Увертюра

«О чём невозможно говорить, о том следует молчать» - так писал Л. Витгенштейн (позвольте мне без указания источника, кто не доверяет или любит стать «учёным» - найдёте), возможно ли вывести обратное из этого утверждения, не уверен, не думал и не для того сейчас пишу всё это, но по всей видимости приходит тот самый момент когда о том, о чём невозможно молчать следует говорить, или писать, в говорение всё же великая сила, писанный текст, потеряет свою актуальность ровно в тот самый момент, когда я его закончу писать. Каждый раз открывая этот текст, равно как и иной буду находить суждения, которые бы стоило интерпретировать иначе, мысль живёт и зафиксировать её не можно. Я говорю про меня, со своей бегущей строкой в голове рваных мыслей, суждений о том, что важно мне в данный момент. Но вот есть другой нюанс в говорение, оно для данного момента, очень важного и единственного в своём озарение. Отсутствие фиксации является существенным положительным моментом живости, при том что появляется небольшой недостаток, не возможность затем найти отправную точку моего повествования, важно ли это, не могу сказать однозначно, но порой кажется да – это стоило бы зафиксировать, чтобы жило в устаревающем варианте, сохранилось бы вот так, пожалуй здесь стоит говорить о гордыне возможно, не могу опровергнуть или защитить данный факт, скорее ближе к истинности. Опять же о гордыне я думаю ещё стану говорить и не раз, в своём личном контексте, не хотелось бы пускаться в оценочность суждения тех, кто окружал меня, кто продолжает являться движущей силой моей мысли и наблюдения, ярости, наваждения, любви, обожания, презрения и иных эмоций, чувств, вызываемых при соприкосновении.

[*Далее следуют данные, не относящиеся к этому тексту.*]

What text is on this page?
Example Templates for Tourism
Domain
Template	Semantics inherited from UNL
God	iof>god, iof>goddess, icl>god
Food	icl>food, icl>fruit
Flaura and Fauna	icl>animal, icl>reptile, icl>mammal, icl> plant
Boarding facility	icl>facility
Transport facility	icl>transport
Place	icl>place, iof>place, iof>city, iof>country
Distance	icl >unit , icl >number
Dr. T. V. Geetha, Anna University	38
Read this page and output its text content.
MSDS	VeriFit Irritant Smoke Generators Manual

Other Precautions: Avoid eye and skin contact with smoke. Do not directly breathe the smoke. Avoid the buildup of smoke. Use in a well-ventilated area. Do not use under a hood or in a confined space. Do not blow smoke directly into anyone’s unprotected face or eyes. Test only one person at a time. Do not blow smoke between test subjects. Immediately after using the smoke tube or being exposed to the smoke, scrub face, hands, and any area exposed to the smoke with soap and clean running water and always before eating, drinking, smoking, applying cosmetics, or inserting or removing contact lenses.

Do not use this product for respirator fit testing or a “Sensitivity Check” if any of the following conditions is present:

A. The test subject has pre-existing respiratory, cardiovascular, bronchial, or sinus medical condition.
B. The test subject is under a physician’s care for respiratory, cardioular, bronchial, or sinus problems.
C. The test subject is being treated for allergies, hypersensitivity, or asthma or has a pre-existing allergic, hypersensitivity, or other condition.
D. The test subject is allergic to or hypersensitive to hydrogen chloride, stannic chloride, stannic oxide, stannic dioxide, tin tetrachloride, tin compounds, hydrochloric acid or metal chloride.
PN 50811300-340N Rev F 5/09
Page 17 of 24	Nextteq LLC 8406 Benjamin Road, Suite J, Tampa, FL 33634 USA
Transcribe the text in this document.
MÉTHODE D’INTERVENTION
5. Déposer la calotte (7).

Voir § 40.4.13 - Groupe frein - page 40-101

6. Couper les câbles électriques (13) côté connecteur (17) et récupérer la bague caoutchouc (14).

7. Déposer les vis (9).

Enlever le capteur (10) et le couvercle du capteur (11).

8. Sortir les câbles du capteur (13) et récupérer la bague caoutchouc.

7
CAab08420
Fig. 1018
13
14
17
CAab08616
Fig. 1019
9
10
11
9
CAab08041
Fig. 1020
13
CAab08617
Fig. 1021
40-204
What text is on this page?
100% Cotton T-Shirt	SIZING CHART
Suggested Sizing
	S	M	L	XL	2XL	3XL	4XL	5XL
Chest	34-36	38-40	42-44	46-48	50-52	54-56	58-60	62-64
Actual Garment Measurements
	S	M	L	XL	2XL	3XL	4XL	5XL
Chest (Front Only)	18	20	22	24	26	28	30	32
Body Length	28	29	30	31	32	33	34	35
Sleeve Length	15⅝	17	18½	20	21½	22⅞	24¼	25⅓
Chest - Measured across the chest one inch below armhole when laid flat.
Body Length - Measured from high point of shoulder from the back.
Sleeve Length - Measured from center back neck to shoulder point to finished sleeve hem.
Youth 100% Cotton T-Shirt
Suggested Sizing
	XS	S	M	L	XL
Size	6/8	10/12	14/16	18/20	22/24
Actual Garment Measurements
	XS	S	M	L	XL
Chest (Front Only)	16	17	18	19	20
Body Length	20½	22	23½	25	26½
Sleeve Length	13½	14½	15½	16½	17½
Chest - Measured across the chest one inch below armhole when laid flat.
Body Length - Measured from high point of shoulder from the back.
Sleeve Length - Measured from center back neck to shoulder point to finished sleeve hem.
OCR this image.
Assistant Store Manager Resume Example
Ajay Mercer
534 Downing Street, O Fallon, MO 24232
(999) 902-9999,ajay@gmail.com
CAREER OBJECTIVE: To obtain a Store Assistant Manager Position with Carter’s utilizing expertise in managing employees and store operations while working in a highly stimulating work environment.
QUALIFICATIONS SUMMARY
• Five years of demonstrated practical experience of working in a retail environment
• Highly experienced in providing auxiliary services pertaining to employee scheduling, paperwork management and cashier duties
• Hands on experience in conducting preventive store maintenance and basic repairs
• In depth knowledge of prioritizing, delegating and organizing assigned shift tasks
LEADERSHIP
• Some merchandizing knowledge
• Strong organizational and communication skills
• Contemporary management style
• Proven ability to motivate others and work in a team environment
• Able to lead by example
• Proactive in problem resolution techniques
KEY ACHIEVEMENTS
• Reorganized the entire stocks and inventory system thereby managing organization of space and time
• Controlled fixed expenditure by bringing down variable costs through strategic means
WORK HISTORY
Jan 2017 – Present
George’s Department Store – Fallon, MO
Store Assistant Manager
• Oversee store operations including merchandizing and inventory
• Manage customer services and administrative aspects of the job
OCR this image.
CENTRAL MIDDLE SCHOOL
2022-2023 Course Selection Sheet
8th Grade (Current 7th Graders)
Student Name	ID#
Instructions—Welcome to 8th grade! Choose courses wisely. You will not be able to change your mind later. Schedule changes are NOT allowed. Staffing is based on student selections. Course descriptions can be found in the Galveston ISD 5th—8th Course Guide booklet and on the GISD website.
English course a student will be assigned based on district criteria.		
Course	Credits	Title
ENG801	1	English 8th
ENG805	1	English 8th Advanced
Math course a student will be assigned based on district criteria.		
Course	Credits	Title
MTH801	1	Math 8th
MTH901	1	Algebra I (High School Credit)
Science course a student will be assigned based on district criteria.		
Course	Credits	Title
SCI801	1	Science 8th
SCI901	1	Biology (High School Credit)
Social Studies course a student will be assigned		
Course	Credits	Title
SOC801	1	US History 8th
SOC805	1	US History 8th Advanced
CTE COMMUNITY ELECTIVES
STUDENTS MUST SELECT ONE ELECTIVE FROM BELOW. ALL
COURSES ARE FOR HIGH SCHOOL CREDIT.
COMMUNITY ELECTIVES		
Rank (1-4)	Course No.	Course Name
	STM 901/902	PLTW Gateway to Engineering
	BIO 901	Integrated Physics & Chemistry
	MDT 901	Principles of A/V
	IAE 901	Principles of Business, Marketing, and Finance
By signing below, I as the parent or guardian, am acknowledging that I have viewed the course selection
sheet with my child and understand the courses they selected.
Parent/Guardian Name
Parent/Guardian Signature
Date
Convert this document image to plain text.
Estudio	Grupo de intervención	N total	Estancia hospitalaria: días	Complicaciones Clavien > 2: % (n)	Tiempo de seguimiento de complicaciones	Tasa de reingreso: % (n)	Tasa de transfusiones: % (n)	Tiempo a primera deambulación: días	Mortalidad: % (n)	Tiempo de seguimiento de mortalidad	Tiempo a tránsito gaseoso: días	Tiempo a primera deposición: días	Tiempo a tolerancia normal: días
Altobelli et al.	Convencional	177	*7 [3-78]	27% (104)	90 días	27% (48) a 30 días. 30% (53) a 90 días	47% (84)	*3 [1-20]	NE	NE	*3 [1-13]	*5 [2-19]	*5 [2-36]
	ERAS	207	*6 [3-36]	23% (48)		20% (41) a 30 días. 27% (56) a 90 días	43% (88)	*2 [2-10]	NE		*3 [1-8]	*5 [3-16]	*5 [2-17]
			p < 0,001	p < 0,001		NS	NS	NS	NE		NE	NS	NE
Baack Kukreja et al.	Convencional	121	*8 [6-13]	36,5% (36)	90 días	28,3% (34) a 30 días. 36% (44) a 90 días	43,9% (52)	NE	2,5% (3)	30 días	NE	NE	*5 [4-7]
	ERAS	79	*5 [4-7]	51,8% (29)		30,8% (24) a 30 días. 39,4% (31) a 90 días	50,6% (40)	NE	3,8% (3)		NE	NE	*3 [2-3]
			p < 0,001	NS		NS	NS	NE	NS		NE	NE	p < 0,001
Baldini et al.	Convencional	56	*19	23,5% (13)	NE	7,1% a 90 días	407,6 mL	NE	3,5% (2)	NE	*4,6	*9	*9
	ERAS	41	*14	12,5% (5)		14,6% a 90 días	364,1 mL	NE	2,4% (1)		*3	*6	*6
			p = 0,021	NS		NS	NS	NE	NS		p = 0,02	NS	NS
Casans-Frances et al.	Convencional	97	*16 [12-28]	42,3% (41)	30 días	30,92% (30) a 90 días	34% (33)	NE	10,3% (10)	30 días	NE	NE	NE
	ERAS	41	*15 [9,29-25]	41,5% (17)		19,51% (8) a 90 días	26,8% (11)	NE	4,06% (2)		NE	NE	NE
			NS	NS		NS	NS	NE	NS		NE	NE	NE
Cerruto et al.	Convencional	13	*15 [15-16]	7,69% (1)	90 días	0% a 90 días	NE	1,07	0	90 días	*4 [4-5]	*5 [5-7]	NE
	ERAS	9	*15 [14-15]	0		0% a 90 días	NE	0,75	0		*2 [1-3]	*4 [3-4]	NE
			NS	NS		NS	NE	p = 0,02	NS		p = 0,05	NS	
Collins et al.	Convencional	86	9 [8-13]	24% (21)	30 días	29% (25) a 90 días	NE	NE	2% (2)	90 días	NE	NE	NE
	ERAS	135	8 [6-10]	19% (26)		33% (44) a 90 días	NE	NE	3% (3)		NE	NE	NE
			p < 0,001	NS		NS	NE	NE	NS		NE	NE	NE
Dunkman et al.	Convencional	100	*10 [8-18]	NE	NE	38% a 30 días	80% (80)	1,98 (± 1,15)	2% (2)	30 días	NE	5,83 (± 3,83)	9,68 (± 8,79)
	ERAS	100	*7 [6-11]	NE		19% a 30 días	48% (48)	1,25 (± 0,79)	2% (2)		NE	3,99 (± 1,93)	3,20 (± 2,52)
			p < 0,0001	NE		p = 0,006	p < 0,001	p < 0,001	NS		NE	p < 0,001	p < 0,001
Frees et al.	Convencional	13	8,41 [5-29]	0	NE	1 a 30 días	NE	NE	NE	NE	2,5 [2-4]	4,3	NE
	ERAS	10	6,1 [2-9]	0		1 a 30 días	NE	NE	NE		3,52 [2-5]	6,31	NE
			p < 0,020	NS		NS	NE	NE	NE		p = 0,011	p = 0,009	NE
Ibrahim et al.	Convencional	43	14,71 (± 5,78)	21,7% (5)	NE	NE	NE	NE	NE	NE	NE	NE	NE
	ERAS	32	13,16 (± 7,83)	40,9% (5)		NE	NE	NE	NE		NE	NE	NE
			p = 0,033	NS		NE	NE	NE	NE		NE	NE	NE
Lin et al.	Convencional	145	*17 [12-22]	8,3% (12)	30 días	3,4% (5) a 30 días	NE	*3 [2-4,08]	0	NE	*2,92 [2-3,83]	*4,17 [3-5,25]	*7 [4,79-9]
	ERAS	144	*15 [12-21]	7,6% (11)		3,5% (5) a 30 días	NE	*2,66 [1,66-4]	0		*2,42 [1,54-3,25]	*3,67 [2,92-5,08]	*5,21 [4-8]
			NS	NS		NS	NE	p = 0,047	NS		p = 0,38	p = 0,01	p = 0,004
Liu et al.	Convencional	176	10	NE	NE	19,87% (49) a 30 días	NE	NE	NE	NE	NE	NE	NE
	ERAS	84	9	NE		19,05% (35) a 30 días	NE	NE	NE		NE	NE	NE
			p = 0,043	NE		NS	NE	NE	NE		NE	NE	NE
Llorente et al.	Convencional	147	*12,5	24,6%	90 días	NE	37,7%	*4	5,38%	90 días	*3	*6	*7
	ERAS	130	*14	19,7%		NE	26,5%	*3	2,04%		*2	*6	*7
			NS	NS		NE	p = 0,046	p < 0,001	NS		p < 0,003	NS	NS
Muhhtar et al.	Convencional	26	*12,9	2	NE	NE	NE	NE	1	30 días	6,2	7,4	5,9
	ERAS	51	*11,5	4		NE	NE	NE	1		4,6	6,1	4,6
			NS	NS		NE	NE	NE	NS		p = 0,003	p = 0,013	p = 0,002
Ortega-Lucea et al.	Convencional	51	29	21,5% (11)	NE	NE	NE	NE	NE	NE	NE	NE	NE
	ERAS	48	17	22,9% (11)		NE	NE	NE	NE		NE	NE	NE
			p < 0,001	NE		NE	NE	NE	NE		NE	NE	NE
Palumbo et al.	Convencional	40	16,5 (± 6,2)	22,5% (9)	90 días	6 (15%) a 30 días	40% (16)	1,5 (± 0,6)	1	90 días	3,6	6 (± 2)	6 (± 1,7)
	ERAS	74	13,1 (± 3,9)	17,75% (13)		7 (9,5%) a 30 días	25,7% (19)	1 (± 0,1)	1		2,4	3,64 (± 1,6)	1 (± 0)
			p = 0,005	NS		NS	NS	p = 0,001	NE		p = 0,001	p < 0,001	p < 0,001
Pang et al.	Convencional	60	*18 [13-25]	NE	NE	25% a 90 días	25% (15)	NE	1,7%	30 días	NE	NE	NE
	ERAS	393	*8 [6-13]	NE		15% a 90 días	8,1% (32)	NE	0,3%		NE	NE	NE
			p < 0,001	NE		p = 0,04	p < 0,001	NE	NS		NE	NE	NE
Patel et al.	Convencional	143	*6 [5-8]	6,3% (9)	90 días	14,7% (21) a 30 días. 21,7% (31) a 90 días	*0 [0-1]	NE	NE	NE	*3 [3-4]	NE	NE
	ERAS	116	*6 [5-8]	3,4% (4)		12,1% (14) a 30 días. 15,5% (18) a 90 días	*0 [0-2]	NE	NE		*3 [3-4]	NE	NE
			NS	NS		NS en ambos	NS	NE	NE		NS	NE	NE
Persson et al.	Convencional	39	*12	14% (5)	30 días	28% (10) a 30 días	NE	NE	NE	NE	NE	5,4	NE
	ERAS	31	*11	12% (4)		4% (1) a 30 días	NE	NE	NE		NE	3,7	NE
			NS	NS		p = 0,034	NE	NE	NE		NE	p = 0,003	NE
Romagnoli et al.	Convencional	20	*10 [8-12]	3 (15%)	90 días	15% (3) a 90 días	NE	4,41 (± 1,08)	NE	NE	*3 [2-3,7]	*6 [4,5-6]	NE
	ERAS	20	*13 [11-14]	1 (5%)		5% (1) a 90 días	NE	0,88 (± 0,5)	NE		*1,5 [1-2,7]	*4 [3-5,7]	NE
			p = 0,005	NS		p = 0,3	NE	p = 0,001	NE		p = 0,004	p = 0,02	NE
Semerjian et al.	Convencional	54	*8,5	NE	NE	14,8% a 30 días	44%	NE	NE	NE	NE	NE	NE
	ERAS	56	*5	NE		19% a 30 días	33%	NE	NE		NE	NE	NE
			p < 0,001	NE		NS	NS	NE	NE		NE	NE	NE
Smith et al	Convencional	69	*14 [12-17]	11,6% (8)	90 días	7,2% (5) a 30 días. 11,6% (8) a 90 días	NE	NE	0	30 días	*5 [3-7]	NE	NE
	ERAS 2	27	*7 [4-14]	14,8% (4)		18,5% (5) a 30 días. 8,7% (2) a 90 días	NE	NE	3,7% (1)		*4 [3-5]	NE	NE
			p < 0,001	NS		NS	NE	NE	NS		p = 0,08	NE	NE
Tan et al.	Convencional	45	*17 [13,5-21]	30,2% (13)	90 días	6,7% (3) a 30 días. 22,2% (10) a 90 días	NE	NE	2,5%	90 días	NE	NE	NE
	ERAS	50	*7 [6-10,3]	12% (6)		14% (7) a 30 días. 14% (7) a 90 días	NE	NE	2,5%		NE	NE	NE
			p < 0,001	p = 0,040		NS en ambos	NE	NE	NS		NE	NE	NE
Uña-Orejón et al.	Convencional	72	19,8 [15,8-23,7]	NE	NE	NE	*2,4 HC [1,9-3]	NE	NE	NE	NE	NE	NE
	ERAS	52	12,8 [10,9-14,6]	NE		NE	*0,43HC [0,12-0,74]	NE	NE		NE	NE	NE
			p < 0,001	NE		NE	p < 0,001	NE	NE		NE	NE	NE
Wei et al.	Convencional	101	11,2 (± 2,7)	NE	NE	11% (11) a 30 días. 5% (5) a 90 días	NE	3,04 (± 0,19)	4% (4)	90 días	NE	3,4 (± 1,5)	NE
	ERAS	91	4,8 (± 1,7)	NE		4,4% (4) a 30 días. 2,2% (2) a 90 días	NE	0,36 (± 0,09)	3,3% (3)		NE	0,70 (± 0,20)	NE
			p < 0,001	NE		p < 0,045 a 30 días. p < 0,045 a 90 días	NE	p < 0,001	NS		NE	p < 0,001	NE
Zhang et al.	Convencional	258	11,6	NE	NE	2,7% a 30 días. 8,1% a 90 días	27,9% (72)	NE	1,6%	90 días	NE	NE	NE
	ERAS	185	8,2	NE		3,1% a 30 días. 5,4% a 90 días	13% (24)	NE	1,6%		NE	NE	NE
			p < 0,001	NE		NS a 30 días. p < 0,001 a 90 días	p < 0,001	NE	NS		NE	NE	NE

Всенепременно всё это вполне себе может заглохнуть только от того, что я вновь и вновь себя растерзаю сомнением, по мне это иная сторона гордыни, не способности просто совершать некий жизненный акт без суждения, тем паче унизительного для себя, идти к этому возможно и можно, и нужно, но чаще спотыкаешься. Поднимаясь куда как медленнее нежели падаешь. Встаёшь, бывает без словесно, испугано и озираешься на произошедшее, даже без какого – то страха, а скорее в паническом экстазе (об этом я возможно тоже, когда – то позволю себе написать – это знает один единственный человек, он видел это). Вот ещё один немаловажный аспект моего не говорения вслух посредством текста написанного – это те о ком бы я писал, в большинстве своём живут и здравствуют, события которые я бы стал излагать под своим соусом дисперсии вполне возможно будут затрагивать частную жизнь этих людей, и даже если изменять имена, они станут понимать, что речь о них, и высока вероятность того, что многих я обижу, расстрою. Вот ведь каков гордец! Вот она гордыня в чистом виду, вот она и воссияла всеми красками и без преломления чистого луча света. А кто мне сказал, что этот текст будут вообще читать, откуда взялась эта уверенность, и отчего во мне вдруг народилась эта уверенность, что изложенное мной станет тревожить хоть кого – то? Ответ изящно прост – сиё есть гордыня.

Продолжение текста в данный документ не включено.